Santi Luca e Martina, Rome

Between the Roman Forum and the Capitoline Hill is Santi Luca e Martina, a seventh century church that was rebuilt from 1635 to 1664 by Pietro da Cortona. The original church was dedicated to Saint Martina. In the late 1500s the pope traded it with the Academy of St. Luke, a group of painters, sculptors, and architects (St. Luke is patron of painters), who had a church in the Piazza S. Maria Maggiore. The pope wanted to expand the piazza so the academy moved to St. Martina. When they redid the church under Cortona they added St. Luke to the name.

Santi Luca e Martina

The interior is not large but is quite ornate. Plenty of sculptures and paintings adorn the church as well as a nice life-size statue of the martyred Saint Martina by the main altar.



Detail over the main altar

Unidentified statue

Main altar

St. Martina, who might fall out on the baby Jesus!

Since we visited over Christmas and New Year's, naturally there was a nativity set up.
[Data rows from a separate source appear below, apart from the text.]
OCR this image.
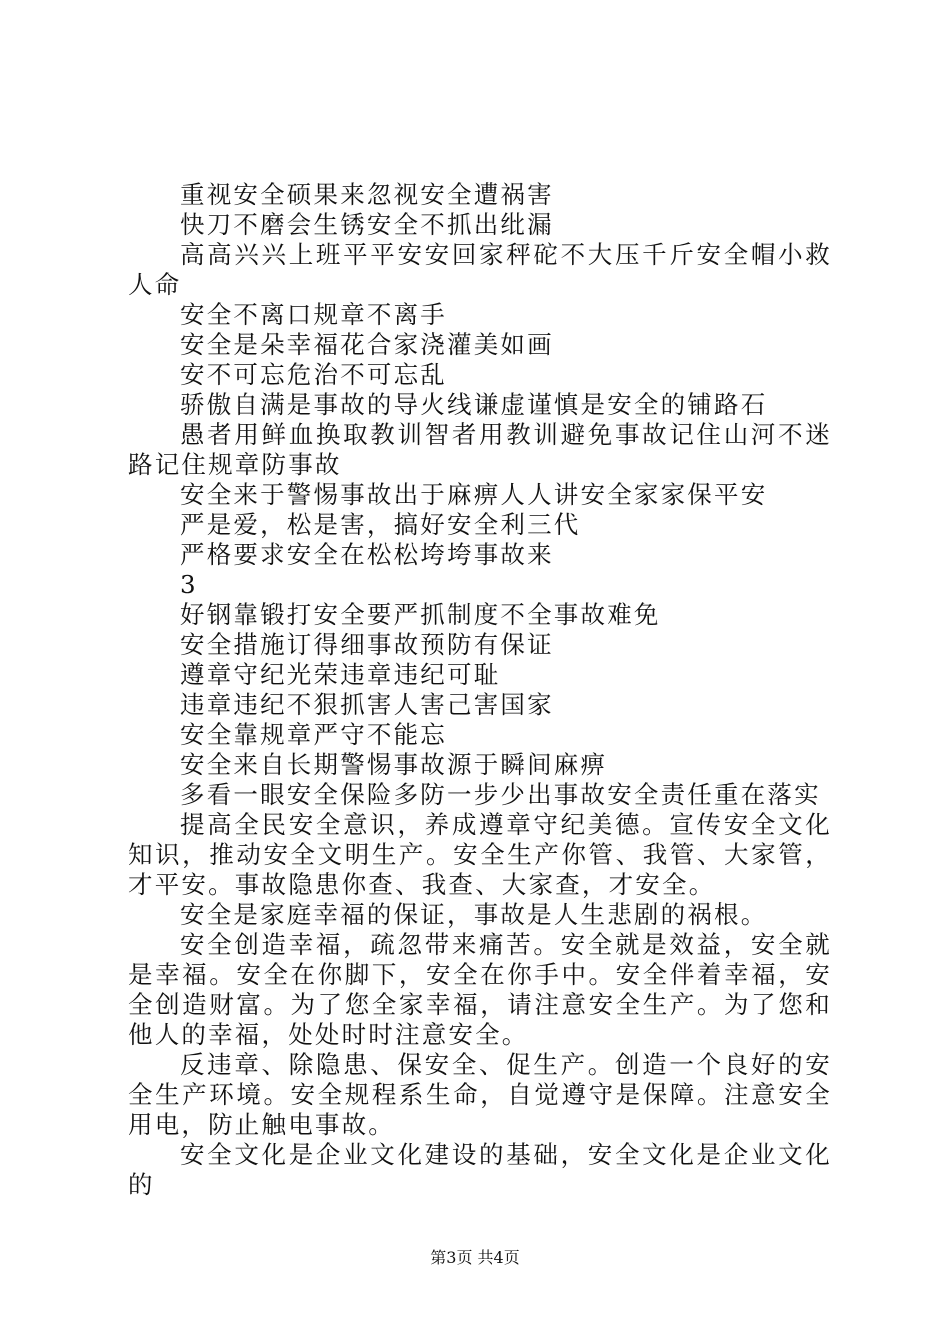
重视安全硕果来忽视安全遭祸害

快刀不磨会生锈安全不抓出纰漏

高高兴兴上班平平安安回家秤砣不大压千斤安全帽小救人命

安全不离口规章不离手

安全是朵幸福花合家浇灌美如画

安不可忘危治不可忘乱

骄傲自满是事故的导火线谦虚谨慎是安全的铺路石

愚者用鲜血换取教训智者用教训避免事故记住山河不迷路记住规章防事故

安全来于警惕事故出于麻痹人人讲安全家家保平安

严是爱，松是害，搞好安全利三代

严格要求安全在松松垮垮事故来

3

好钢靠锻打安全要严抓制度不全事故难免

安全措施订得细事故预防有保证

遵章守纪光荣违章违纪可耻

违章违纪不狠抓害人害己害国家

安全靠规章严守不能忘

安全来自长期警惕事故源于瞬间麻痹

多看一眼安全保险多防一步少出事故安全责任重在落实

提高全民安全意识，养成遵章守纪美德。宣传安全文化知识，推动安全文明生产。安全生产你管、我管、大家管，才平安。事故隐患你查、我查、大家查，才安全。

安全是家庭幸福的保证，事故是人生悲剧的祸根。

安全创造幸福，疏忽带来痛苦。安全就是效益，安全就是幸福。安全在你脚下，安全在你手中。安全伴着幸福，安全创造财富。为了您全家幸福，请注意安全生产。为了您和他人的幸福，处处时时注意安全。

反违章、除隐患、保安全、促生产。创造一个良好的安全生产环境。安全规程系生命，自觉遵守是保障。注意安全用电，防止触电事故。

安全文化是企业文化建设的基础，安全文化是企业文化的

第3页 共4页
In the middle of the floor was a grating which made us wonder what was downstairs. Soon, we found a staircase leading into the crypt, where the remains of Saint Martina are buried in a small chapel.

What's down there?

View from below

One of the downstairs statues

Chapel of St. Martina

Who was Saint Martina?

Martina was the daughter of an ex-consul. Her parents died while she was young. She openly professed her faith and was subsequently arrested and tortured during the reign of Emperor Alexander Severus. She was beheaded in 228. Her feast day is January 30.